2. Public school teachers and bus drivers don't lose their health benefits just because they don't drive / teach in the summer time - why do so many of us, even after many years of service?
3. The arguments for a living wage, as a general principle of labor market regulation, are well understood if not universally accepted. The argument for equal pay for work of equal value is perhaps even more widely accepted? differences in tuition rates do not justify the fact that NTT in Ann Arbor are paid almost twice what those in Flint and Dearborn are paid, on a per course basis. It?s unfair, to say the least, to pay someone who has devoted a decade of their life to teaching, service and research at UM the same as (or sometimes less than) someone teaching the same course who has just started here.
4. Faculty -- whether tenured, tenure-track or NTT -- should have input into bodies that make decisions with direct implications for the content of what they teach, the ways in which they teach, and the conditions under which they teach.
Why will LEO's demands, if realized, improve the quality of undergraduate education?
1. If NTT faculty have real job security, at least two things conducive to increasing quality education will happen:
*Faculty will feel a greater sense of loyalty to an institution that is willing to invest in them, and as a result, will want to invest more of their time in building programs, developing courses, etc.
*Faculty will also have more time to devote to these activities, because they will not be spending time searching out alternative sources of employment every term or year.

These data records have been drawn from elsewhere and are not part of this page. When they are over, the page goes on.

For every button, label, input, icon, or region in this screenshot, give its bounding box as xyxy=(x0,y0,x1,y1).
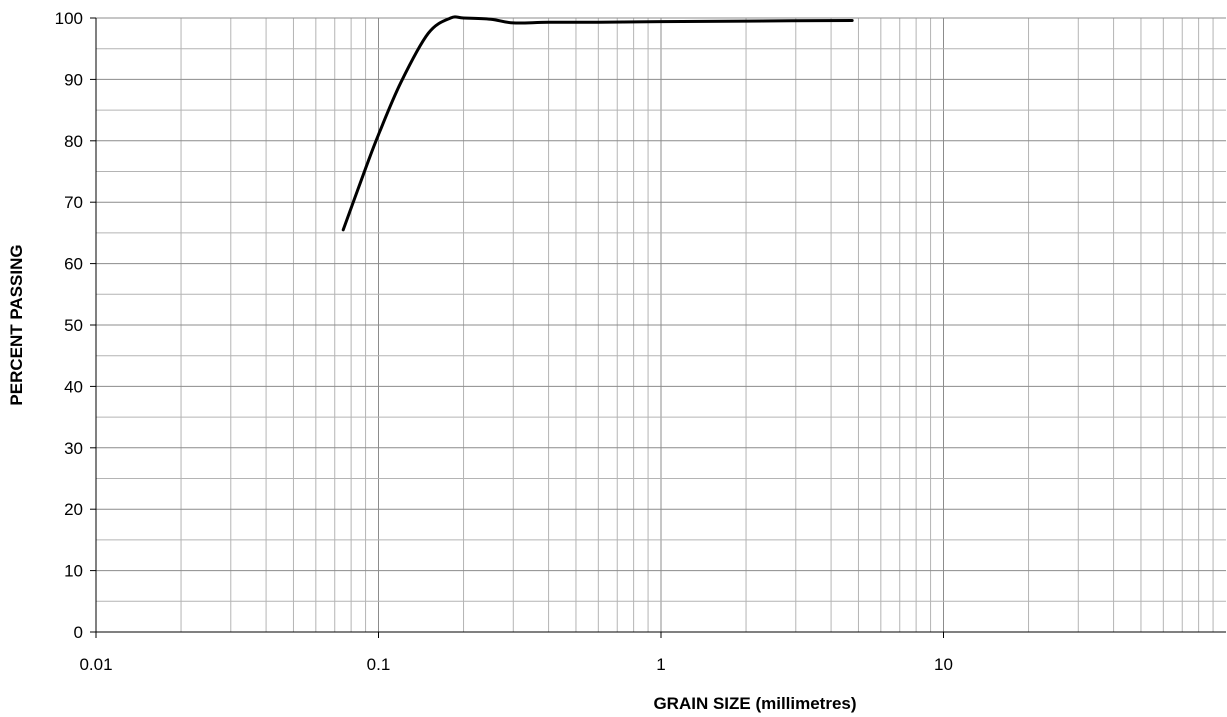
grid-layer xyxy=(96,17,1226,632)
y-axis-title: PERCENT PASSING xyxy=(7,244,26,405)
y-tick-label: 70 xyxy=(64,193,83,212)
y-tick-label: 90 xyxy=(64,70,83,89)
x-tick-label: 10 xyxy=(934,655,953,674)
y-tick-label: 80 xyxy=(64,132,83,151)
data-series-line-0 xyxy=(341,15,854,232)
y-tick-label: 10 xyxy=(64,562,83,581)
y-tick-label: 40 xyxy=(64,377,83,396)
y-tick-label: 20 xyxy=(64,500,83,519)
x-tick-label: 0.1 xyxy=(367,655,391,674)
label-layer: 0 10 20 30 40 50 60 70 80 90 100 0.01 0.1 1 10 xyxy=(55,9,953,674)
x-tick-label: 0.01 xyxy=(79,655,112,674)
y-tick-label: 0 xyxy=(74,623,83,642)
y-tick-label: 60 xyxy=(64,255,83,274)
series-layer xyxy=(341,15,854,232)
y-tick-label: 30 xyxy=(64,439,83,458)
y-tick-label: 50 xyxy=(64,316,83,335)
y-tick-label: 100 xyxy=(55,9,83,28)
x-axis-title: GRAIN SIZE (millimetres) xyxy=(653,694,856,713)
axis-layer xyxy=(90,17,1226,638)
x-tick-label: 1 xyxy=(656,655,665,674)
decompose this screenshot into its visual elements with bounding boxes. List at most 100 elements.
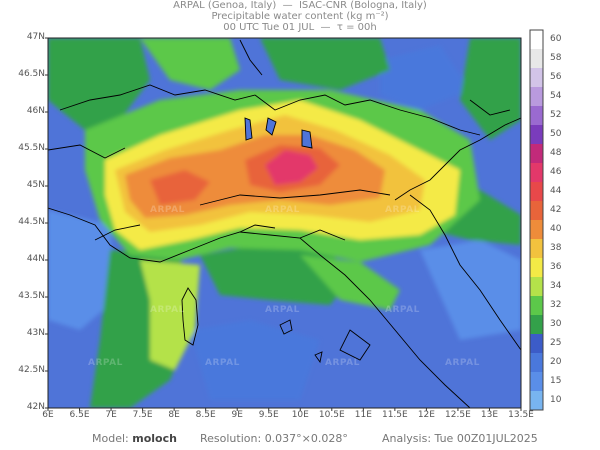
pwc-field bbox=[48, 38, 521, 408]
longitude-tick-label: 11E bbox=[354, 410, 372, 420]
colorbar-tick-label: 50 bbox=[550, 128, 562, 139]
colorbar-swatch bbox=[530, 296, 543, 316]
colorbar-tick-label: 30 bbox=[550, 318, 562, 329]
latitude-tick-label: 46N bbox=[26, 106, 45, 116]
latitude-tick-label: 44.5N bbox=[18, 217, 45, 227]
colorbar-tick-label: 38 bbox=[550, 242, 562, 253]
colorbar-swatch bbox=[530, 372, 543, 392]
colorbar-tick-label: 44 bbox=[550, 185, 562, 196]
longitude-tick-label: 8.5E bbox=[195, 410, 216, 420]
lake-maggiore bbox=[244, 117, 253, 141]
watermark: ARPAL bbox=[265, 205, 300, 215]
analysis-label: Analysis: bbox=[382, 432, 432, 445]
resolution-value: 0.037°×0.028° bbox=[264, 432, 348, 445]
colorbar-tick-label: 60 bbox=[550, 33, 562, 44]
border-emilia bbox=[299, 229, 346, 241]
longitude-tick-label: 10E bbox=[291, 410, 309, 420]
colorbar-swatch bbox=[530, 182, 543, 202]
latitude-tick-label: 43.5N bbox=[18, 291, 45, 301]
header-field-line: Precipitable water content (kg m⁻²) bbox=[211, 11, 389, 22]
coastlines-borders bbox=[48, 39, 521, 408]
colorbar-swatch bbox=[530, 353, 543, 373]
longitude-tick-label: 6.5E bbox=[69, 410, 90, 420]
colorbar-swatch bbox=[530, 277, 543, 297]
watermark: ARPAL bbox=[150, 205, 185, 215]
coastline-adriatic-north bbox=[394, 117, 521, 201]
lakes bbox=[244, 117, 313, 149]
longitude-tick-label: 9E bbox=[231, 410, 243, 420]
analysis-value: Tue 00Z01JUL2025 bbox=[434, 432, 538, 445]
colorbar-swatch bbox=[530, 144, 543, 164]
longitude-tick-label: 10.5E bbox=[318, 410, 345, 420]
coastline-genoa bbox=[239, 224, 276, 233]
colorbar-swatch bbox=[530, 220, 543, 240]
colorbar-swatch bbox=[530, 239, 543, 259]
colorbar-tick-label: 46 bbox=[550, 166, 562, 177]
axis-ticks bbox=[45, 37, 522, 411]
border-slovenia bbox=[469, 99, 511, 116]
colorbar-tick-label: 58 bbox=[550, 52, 562, 63]
latitude-tick-label: 44N bbox=[26, 254, 45, 264]
colorbar-swatch bbox=[530, 30, 543, 50]
colorbar-swatch bbox=[530, 49, 543, 69]
field-patch-blue-south bbox=[190, 320, 320, 400]
colorbar-swatch bbox=[530, 334, 543, 354]
watermark: ARPAL bbox=[205, 358, 240, 368]
coastline-island bbox=[314, 351, 323, 364]
longitude-tick-label: 11.5E bbox=[381, 410, 408, 420]
longitude-tick-label: 13.5E bbox=[508, 410, 534, 420]
field-red-core bbox=[265, 150, 318, 185]
colorbar-tick-label: 36 bbox=[550, 261, 562, 272]
resolution-label: Resolution: bbox=[200, 432, 262, 445]
header-title-line: ARPAL (Genoa, Italy) — ISAC-CNR (Bologna… bbox=[173, 0, 427, 11]
field-green-n-alps bbox=[260, 38, 390, 90]
colorbar-swatch bbox=[530, 201, 543, 221]
colorbar-swatch bbox=[530, 106, 543, 126]
border-alps bbox=[254, 94, 481, 136]
border-lazio bbox=[339, 329, 371, 361]
longitude-tick-label: 13E bbox=[480, 410, 499, 420]
border-swiss bbox=[59, 84, 256, 111]
border-liguria bbox=[94, 224, 141, 241]
field-lime-corsica bbox=[140, 260, 200, 370]
latitude-tick-label: 47N bbox=[26, 32, 45, 42]
coastline-corsica bbox=[181, 287, 199, 346]
longitude-tick-label: 6E bbox=[42, 410, 54, 420]
border-po bbox=[199, 189, 391, 206]
longitude-tick-label: 12E bbox=[417, 410, 435, 420]
colorbar-tick-label: 42 bbox=[550, 204, 562, 215]
colorbar-swatch bbox=[530, 87, 543, 107]
colorbar-tick-label: 56 bbox=[550, 71, 562, 82]
footer-resolution: Resolution: 0.037°×0.028° bbox=[200, 432, 348, 445]
watermark: ARPAL bbox=[150, 305, 185, 315]
colorbar-tick-label: 48 bbox=[550, 147, 562, 158]
longitude-tick-label: 8E bbox=[168, 410, 180, 420]
colorbar-tick-label: 40 bbox=[550, 223, 562, 234]
model-label: Model: bbox=[92, 432, 129, 445]
colorbar-tick-label: 34 bbox=[550, 280, 562, 291]
colorbar-tick-label: 52 bbox=[550, 109, 562, 120]
watermark: ARPAL bbox=[445, 358, 480, 368]
longitude-tick-label: 7E bbox=[105, 410, 117, 420]
colorbar-swatch bbox=[530, 315, 543, 335]
longitude-tick-label: 9.5E bbox=[258, 410, 279, 420]
colorbar-tick-label: 15 bbox=[550, 375, 562, 386]
field-lightgreen-tuscany bbox=[300, 255, 400, 310]
coastline-elba bbox=[279, 319, 293, 335]
lake-como bbox=[265, 117, 277, 136]
colorbar-swatch bbox=[530, 125, 543, 145]
field-patch-blue-north bbox=[380, 45, 470, 110]
latitude-tick-label: 42N bbox=[26, 402, 45, 412]
lake-garda bbox=[301, 129, 313, 149]
latitude-tick-label: 43N bbox=[26, 328, 45, 338]
latitude-tick-label: 46.5N bbox=[18, 69, 45, 79]
field-green-ne bbox=[460, 38, 521, 140]
watermark: ARPAL bbox=[385, 305, 420, 315]
colorbar-frame bbox=[529, 29, 544, 411]
footer-analysis: Analysis: Tue 00Z01JUL2025 bbox=[382, 432, 538, 445]
colorbar-tick-label: 54 bbox=[550, 90, 562, 101]
watermark: ARPAL bbox=[325, 358, 360, 368]
field-green-north bbox=[140, 38, 240, 90]
header-time-line: 00 UTC Tue 01 JUL — τ = 00h bbox=[223, 22, 377, 33]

2.&3. Extended health care benefits and above-poverty wage levels will have the same effects, particularly on loyalty and investment.
4. Representation on decision-making bodies will give more influence to faculty whose primary commitment and function is undergraduate teaching.
Greater power for those with this priority will generally result in greater concern, attention and resources devoted to undergrad teaching.
But what about student tuition? Won't LEO's demands, if realized, cost students, their parents, and/or Michigan taxpayers a lot more money?
UM tuition, like that at other major universities, rose at well above the rate of inflation over the last decade, but the salaries and benefits of NTT faculty had little to do with this:
10 years ago (1992-93), the mean salary for full-time Lecturers on the AA campus was $29,687; a decade later (2001-2), it was $41,228. After inflation, this represented a real increase of about 1% per year.
Even if salary increases for NTT contributed little to past increases in tuition, wouldn?t raising our salaries and benefits add to the rate of tuition fee increases in the future? We do need to address the underlying causes of dramatic increases in tuition if we want to stop or slow this trend, which threatens the accessibility of the public university to all but the richest of our citizens. But the additional costs associated with improving our situation would not add a lot to the problem.